Sistema colturale: pergole tradizionali o controspalliere con potatura guyot.
Produzione DOC consentita: 90 quintali di uva per ettaro.
Resa di vinificazione: 70% sul raccolto.
Vinificazione: tradizionale in rosso.
Affinamento: minimo 5 mesi per la versione base, 12 mesi per il superiore a decorrere dal dicembre successivo alla vendemmia.
Superficie: superficie iscritta all'albo vigneti per la DOC ettari 5,1 (anno 2004).
Produzione: dichiarata per la DOC ettolitri 163 (anno 2003).
Colore: rosso rubino scarico, in alcune annate e nella versione supérieur con riflessi granati più o meno evidenti.

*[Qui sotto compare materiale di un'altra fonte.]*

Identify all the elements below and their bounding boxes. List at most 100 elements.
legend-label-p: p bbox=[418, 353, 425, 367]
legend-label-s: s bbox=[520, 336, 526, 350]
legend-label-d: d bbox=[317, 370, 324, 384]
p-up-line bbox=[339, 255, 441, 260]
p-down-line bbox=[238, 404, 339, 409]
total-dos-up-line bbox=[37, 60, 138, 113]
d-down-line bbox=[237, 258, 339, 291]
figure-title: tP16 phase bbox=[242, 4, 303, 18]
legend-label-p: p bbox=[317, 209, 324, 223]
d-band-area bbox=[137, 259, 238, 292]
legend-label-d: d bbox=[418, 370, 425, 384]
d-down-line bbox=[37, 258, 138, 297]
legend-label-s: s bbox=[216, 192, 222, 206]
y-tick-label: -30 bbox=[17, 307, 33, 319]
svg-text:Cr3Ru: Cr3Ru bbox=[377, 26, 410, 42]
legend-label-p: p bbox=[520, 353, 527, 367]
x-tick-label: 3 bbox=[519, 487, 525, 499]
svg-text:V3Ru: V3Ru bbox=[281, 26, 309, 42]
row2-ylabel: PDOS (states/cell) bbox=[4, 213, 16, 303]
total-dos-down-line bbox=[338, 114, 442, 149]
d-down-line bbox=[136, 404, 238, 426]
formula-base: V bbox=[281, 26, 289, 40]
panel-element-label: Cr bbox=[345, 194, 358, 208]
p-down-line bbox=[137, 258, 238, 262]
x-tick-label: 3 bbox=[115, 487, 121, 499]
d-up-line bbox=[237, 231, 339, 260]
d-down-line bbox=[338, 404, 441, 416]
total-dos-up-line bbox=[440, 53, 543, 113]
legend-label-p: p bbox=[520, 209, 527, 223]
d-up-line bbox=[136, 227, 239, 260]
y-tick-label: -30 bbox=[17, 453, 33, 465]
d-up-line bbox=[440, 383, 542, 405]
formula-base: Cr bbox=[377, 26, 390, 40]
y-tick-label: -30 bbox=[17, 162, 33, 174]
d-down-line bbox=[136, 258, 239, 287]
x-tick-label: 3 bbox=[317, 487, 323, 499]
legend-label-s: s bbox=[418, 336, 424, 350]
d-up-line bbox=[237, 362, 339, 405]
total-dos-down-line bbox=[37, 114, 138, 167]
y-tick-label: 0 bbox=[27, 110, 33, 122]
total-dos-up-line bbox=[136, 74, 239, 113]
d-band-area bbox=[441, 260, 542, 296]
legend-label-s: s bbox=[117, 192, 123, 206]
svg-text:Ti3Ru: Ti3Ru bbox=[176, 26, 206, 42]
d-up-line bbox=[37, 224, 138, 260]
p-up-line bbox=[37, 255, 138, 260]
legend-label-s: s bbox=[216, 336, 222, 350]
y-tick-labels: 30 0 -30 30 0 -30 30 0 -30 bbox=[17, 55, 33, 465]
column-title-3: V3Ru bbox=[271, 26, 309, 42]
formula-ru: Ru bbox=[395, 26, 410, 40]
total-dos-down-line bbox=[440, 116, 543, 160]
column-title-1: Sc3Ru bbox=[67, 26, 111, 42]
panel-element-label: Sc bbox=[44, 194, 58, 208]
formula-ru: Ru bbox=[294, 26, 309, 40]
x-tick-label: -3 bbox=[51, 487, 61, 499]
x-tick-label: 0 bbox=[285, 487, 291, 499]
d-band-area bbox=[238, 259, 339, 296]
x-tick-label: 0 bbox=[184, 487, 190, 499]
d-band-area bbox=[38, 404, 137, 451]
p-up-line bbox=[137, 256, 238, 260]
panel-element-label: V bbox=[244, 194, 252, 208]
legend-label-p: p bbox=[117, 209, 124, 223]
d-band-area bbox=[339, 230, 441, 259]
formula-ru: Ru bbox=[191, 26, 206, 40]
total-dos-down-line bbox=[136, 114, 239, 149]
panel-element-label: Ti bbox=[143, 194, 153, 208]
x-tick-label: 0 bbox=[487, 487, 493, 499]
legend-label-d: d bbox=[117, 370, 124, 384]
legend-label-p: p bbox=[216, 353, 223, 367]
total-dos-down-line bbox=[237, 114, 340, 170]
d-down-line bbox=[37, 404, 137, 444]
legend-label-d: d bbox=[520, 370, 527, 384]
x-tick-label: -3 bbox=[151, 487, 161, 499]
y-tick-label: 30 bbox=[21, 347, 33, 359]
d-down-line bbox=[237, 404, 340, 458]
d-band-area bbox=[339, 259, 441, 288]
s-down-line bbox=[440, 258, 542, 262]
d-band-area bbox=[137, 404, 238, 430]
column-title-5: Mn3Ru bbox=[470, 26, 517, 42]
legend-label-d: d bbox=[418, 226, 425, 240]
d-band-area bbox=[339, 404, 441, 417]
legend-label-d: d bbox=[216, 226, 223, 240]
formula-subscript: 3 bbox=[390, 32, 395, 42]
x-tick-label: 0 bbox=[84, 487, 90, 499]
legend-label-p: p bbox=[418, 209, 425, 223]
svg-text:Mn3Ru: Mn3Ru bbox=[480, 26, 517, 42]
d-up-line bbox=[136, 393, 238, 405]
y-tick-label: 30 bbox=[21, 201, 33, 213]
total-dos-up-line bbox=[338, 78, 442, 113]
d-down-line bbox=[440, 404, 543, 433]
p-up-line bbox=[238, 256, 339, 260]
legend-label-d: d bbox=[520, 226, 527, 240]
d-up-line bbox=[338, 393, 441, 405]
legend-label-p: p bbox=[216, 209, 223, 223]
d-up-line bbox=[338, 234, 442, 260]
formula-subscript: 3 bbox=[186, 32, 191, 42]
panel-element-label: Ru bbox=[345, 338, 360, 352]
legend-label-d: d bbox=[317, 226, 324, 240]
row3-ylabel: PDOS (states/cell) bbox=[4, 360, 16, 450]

Profumo: fine, intenso, vinoso, con sensazioni di frutti rossi e spezie quando affinato in legno.
Gusto: secco, morbido, armonico, arricchito da note tanniche con fondo amarognolo.
Grado alcolico: 12,0°-13,5°.
Acidità: minima 4,5 gr. per litro espressa in acido tartarico.
Come si serve:
il lardo di Arnad è il suo "degno compagno", oltre alle carni di capretto e di maiale. Ottimo con formaggi stagionati, soprattutto tome vecchie.
Trasferire il vino in caraffa e servirlo giustamente chambré, ad una temperatura di 18°-20° C.
Stappare la bottiglia alcune ore prima del servizio per la versione supérieur.